Et puis il y a des soirs où j'arrive, sans savoir comment, à abattre une belle besogne. Comme ce soir. Deux lessives (lavées, séchées, pliées - pas rangées), une poule au pot pour demain, une soupe de légumes pour ce soir, une demi-heure de lecture aux garçons (toujours The Hobbit), la lettre de recommandation/ épée de Damoclès enfin terminée. La cuisine est rangée, les enfants nourris, douchés, couchés, devoirs faits et dents brossées. Les poubelles sont rentrées (jour du recyclage).

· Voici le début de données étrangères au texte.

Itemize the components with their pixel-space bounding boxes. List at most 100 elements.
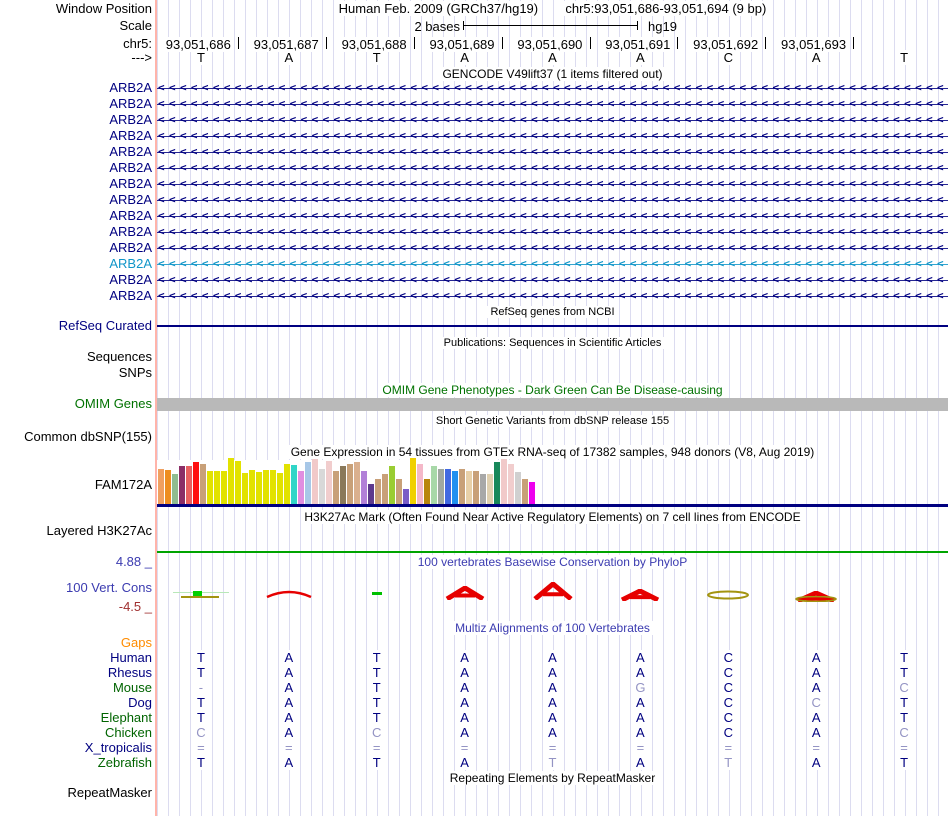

Bon, je ne me suis pas vraiment posée, non plus.
Entre 17h et 23h. Héhé, pas mal (auto-congratulation de rigueur) (If I don't pat myself on the back, who will?)

La maison est toujours un désastre, ma chambre une catastrophe, la poussière envahit tout, je n'ai rien corrigé (même pas aéré les copies), mais tant pis. Toute la maison sent la poule au pot (pas sûre que j'apprécierai au petit matin...), les garçons parlent déjà du bouillon de demain soir (vermicelles ou perles du Japon?) et je me dis que j'ai au moins deux dîners tout prêts.

On attend des pluies verglaçantes cette nuit, mais rien de pire. La tempête qui s'abat sur le mid-ouest est arrêtée par les montagnes, elle ne viendra pas jusqu'à nous.